Apart from acting and writing, Fisher, a supporter and advocate for several causes, including women’s advocacy, mental health awareness, animal rights, and LGBT causes. In 2008, she wrote her autobiography Wishful Drinking based on her one-woman play of the same name which she wrote and performed at the Geffen Playhouse in Los Angeles from November 2006 to January 2007. Later, the show opened on Broadway and Fisher’s audiobook recording of Wishful Drinking earned her a nomination for a 2009 Grammy Award in the Best Spoken Word Album category. Fisher made guest-appearances on TV series like 30 Rock (for which she earned an Emmy nomination) but it wasn’t until 2013 that she confirmed she was going to be a part of a major feature film trilogy, beginning with the 2015 Star Wars: The Force Awakens. She described the old Leia as “elderly. She’s in an intergalactic old folks’ home [laughs]. I just think she would be just like she was before, only slower and less inclined to be up for the big battle.”

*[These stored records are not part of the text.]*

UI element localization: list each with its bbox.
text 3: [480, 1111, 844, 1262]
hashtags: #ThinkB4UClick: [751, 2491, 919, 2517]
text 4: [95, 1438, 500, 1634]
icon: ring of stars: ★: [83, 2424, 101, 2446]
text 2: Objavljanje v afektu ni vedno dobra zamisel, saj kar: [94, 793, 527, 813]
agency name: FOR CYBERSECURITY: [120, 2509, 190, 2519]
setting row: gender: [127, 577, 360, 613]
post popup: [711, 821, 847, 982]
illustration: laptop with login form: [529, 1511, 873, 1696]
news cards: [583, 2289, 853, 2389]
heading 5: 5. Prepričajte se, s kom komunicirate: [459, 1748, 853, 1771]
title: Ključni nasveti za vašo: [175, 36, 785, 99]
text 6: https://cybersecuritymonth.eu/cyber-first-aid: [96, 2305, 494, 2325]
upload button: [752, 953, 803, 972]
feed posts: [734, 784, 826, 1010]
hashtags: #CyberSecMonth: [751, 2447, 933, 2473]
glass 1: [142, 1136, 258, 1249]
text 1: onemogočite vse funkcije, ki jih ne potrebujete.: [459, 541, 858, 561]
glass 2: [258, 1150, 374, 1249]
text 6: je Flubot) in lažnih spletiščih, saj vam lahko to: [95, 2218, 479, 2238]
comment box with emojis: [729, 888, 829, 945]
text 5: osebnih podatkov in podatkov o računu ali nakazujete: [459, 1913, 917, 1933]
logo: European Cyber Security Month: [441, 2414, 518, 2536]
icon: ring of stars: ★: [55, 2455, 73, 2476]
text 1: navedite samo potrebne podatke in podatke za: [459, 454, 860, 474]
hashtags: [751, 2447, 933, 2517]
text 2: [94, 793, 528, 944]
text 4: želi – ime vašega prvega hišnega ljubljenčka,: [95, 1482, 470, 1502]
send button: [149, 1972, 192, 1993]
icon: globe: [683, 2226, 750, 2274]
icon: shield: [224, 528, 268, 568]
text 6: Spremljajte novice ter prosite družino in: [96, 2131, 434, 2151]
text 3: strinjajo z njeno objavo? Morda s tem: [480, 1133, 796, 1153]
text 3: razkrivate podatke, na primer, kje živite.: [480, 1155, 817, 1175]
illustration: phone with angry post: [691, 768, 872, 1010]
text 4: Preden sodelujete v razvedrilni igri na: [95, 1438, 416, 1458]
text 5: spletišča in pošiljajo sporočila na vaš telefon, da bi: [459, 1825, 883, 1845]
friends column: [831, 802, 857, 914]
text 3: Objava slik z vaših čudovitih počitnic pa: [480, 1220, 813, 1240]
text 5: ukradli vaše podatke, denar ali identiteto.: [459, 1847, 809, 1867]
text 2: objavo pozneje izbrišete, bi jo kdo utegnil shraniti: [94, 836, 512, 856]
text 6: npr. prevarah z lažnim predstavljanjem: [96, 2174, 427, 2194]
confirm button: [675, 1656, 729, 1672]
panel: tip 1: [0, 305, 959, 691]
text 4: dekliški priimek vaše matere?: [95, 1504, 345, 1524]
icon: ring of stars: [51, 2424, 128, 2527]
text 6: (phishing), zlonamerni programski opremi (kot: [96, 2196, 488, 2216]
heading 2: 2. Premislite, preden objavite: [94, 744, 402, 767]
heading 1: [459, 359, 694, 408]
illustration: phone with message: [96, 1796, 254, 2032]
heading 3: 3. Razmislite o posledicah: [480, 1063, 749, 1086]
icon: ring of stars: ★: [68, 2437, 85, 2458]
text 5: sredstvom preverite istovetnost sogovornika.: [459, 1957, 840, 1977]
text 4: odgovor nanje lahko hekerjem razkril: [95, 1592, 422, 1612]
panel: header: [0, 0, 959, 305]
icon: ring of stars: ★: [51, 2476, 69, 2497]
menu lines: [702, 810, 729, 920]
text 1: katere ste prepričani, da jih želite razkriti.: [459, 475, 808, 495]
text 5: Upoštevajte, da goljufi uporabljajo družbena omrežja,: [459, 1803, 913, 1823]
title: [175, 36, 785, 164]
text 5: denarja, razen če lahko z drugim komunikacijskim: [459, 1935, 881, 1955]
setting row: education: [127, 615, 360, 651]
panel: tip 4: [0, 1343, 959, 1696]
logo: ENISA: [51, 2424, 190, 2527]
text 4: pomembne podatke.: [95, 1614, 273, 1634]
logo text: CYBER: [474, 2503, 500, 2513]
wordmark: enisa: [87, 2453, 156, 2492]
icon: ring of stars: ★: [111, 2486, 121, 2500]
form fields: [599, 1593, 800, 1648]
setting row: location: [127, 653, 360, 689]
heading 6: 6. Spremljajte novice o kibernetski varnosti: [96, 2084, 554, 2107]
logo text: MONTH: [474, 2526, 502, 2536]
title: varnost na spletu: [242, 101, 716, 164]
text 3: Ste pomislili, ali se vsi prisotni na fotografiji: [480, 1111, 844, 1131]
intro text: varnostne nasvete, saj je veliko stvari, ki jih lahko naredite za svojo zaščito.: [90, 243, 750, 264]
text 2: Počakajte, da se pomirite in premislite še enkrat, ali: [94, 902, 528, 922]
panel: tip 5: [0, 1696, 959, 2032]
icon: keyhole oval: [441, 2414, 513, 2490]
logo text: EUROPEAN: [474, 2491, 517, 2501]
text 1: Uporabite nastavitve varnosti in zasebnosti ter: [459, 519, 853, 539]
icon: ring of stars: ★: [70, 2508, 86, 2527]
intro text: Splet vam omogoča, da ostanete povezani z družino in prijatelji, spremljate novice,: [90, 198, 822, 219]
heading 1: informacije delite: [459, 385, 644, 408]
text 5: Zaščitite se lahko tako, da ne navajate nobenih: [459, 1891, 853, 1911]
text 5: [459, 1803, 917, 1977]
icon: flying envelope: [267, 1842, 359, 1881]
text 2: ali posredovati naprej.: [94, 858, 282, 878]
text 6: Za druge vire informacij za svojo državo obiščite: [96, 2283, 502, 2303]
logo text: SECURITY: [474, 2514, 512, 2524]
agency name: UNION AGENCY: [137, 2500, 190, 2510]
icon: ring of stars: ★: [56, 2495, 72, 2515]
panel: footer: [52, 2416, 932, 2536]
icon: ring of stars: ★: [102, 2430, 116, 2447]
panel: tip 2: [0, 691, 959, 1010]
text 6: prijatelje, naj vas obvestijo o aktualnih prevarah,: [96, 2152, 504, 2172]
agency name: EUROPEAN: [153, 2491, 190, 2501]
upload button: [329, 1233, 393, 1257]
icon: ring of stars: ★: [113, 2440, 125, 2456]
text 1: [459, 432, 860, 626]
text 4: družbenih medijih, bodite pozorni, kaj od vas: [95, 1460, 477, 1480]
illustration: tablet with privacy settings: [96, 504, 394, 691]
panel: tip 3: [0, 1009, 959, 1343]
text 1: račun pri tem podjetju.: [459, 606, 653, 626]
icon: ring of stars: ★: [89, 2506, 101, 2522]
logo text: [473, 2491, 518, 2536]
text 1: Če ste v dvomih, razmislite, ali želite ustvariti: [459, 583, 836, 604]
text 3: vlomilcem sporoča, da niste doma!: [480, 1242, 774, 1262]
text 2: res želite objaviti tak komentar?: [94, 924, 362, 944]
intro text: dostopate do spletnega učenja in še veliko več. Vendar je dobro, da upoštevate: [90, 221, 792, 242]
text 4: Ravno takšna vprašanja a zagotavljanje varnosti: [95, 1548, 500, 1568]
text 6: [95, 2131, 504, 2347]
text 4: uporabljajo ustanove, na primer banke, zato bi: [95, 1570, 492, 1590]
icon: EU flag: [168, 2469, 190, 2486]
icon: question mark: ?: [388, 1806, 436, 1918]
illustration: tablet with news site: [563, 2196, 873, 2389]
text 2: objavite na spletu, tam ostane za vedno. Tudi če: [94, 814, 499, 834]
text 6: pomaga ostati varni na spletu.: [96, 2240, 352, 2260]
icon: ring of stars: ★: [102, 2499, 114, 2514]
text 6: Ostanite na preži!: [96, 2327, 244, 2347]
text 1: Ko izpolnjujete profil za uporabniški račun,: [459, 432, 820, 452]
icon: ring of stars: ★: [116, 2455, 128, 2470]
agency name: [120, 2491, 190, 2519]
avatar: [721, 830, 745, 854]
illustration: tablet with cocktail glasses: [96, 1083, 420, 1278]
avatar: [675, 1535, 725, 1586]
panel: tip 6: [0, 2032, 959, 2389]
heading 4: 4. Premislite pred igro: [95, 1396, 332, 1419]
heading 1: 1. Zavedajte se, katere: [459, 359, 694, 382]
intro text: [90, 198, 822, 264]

In December of 2016, Fisher was on a commercial flight from London to Los Angeles when her fellow passengers noticed that she had stopped breathing. After four days in intensive care, she was declared dead at the age of 60 at the UCLA Medical Centre, news which rocked the film industry to its very core. The reports that came back were initially inconclusive but later stated that she had cocaine in her system, as well as traces of heroin, other opiates, and MDMA. Her daughter Billie Lourd said, “[Fisher] battled drug addiction and mental illness her entire life. She ultimately died of it. She was purposefully open in all of her work about the social stigmas surrounding these diseases… I know my Mom, she’d want her death to encourage people to be open about their struggles.” The next day, her mother Debbie Reynolds suffered a stroke while planning Fisher’s funeral arrangements and died that afternoon in a devastating period for the Fisher family.

Grieving fans made a personalised star for Fisher on Hollywood’s walk of fame as a memorial for the late icon. Along with flowers and candles, words put on the blank star read, “Carrie Fisher / May The Force Be With You Always / Hope”. The 2017 film Star Wars: The Last Jedi was dedicated to her memory. Her last appearance on the British sitcom Catastrophe aired in April of 2017 and made many fans emotional and earned her a posthumous Primetime Emmy Award for Outstanding Guest Actress in a Comedy Series nomination. Fisher’s life was complicated and tragic in a lot of ways but she always managed to come out on top and to be honest to herself and her experiences. In her words:

“There’s a part of me that gets surprised when people think I’m brave to talk about what I’ve gone through. I was brave to last through it.”